On twists of smooth plane curves

TL;DR

This paper investigates when twists of smooth plane curves admit non-singular plane models over a field $k$, providing conditions, examples, and algorithms to compute such twists, with applications to Brauer-Severi surfaces.

Contribution

It characterizes twists of smooth plane curves that admit plane models over $k$, improves algorithms for computing twists, and provides explicit examples and theoretical results.

Findings

Identifies conditions for twists to have plane models over $k$

Provides an algorithm to compute twists of non-hyperelliptic curves

Constructs explicit equations for a non-trivial Brauer-Severi surface

Abstract

Given a smooth curve defined over a field $k$ that admits a non-singular plane model over $\overline{k}$, a fixed separable closure of $k$, it does not necessarily have a non-singular plane model defined over the field $k$. We determine under which conditions this happens and we show an example of such phenomenon. Now, even assuming that such a smooth plane model exists, we wonder about the existence of non-singular plane models over $k$ for its twists.
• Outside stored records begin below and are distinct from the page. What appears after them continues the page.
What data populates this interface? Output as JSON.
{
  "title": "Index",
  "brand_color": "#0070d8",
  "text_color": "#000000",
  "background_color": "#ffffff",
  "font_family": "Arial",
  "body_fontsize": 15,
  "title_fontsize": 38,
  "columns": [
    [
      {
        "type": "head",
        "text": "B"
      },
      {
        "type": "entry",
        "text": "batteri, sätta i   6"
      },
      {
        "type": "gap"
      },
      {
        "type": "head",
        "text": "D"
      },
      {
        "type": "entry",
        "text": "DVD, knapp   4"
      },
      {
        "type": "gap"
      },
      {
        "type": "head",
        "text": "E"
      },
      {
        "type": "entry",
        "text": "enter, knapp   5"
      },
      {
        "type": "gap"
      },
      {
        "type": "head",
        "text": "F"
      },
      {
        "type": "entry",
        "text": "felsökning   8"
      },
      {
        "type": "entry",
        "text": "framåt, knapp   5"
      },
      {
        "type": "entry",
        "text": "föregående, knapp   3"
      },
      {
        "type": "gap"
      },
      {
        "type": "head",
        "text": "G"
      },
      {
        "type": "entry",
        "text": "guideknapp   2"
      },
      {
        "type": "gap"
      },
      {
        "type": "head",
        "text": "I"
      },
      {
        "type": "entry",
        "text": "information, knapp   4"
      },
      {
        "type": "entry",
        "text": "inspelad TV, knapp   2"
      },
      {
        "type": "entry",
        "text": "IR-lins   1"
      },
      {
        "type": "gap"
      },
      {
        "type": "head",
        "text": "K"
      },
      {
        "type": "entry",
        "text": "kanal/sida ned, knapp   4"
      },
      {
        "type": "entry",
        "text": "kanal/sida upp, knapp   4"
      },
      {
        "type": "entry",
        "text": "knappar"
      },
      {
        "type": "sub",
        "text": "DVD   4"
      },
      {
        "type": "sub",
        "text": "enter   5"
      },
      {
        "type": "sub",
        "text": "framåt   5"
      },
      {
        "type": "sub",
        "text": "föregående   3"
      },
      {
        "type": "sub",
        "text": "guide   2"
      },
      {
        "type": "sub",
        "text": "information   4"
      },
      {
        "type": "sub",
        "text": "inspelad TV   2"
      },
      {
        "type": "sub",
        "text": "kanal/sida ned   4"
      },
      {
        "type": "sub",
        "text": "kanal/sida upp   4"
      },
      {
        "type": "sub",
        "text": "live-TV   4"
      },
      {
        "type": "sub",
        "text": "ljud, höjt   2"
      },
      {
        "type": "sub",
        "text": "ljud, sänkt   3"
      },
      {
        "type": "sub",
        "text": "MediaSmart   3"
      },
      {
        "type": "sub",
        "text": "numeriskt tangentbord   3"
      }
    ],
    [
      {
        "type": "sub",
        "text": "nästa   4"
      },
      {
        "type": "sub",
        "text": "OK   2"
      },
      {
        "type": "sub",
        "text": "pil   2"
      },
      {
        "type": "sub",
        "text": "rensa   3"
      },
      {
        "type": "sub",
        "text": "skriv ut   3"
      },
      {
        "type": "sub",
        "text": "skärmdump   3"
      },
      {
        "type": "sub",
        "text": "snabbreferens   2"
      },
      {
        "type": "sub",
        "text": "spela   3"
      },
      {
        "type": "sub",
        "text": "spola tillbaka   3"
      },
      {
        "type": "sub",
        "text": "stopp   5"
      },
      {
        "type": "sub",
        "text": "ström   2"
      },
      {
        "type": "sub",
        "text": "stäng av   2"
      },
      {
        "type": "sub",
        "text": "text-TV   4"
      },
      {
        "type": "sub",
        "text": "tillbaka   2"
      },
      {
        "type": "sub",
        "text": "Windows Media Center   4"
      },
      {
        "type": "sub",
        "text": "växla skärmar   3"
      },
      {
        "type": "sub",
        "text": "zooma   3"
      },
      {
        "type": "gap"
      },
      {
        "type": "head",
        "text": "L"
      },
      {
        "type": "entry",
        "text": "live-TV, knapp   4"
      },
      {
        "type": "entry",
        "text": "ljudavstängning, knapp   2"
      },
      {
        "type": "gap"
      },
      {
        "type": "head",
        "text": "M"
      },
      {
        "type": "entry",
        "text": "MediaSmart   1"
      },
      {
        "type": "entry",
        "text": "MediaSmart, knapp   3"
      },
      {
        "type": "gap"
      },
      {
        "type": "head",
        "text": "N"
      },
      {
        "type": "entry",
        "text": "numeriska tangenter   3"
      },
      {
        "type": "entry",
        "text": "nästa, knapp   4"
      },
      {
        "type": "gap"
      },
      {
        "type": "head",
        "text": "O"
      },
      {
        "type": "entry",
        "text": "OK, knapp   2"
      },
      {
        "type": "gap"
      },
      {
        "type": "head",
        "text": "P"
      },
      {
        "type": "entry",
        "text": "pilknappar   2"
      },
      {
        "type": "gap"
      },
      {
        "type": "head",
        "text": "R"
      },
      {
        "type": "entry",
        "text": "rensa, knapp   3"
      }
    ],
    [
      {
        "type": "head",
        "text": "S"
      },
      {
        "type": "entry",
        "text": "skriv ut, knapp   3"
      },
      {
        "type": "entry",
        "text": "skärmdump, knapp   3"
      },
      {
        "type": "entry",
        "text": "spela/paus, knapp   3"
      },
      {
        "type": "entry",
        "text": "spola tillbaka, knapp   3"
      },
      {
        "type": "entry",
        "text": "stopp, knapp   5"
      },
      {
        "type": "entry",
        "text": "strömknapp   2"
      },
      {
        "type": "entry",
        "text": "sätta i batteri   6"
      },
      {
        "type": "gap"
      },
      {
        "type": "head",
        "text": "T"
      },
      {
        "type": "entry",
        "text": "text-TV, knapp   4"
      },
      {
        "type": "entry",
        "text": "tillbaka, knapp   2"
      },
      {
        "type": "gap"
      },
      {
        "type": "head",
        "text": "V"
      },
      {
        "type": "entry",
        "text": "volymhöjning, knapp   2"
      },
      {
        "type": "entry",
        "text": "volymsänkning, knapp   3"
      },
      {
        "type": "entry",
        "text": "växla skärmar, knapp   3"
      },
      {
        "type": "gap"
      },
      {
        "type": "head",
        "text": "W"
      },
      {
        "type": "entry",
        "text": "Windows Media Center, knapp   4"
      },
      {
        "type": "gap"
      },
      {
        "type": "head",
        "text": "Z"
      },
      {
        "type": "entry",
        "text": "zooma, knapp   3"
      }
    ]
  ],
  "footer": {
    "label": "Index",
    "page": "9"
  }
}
We characterize twists possessing such models and use such characterization to improve, for the particular case of smooth plane curves, the algorithm to compute twists of non-hyperelliptic curves wrote recently down by the third author. We also show an example of a twist not admitting such non-singular plane model. As a consequence, we get explicit equations for a non-trivial Brauer-Severi surface. Finally, we obtain a theoretical result to compute all the twists of smooth plane curves with cyclic automorphism group having a $k$-model whose automorphism group is generated by a diagonal matrix. Some examples are also provided.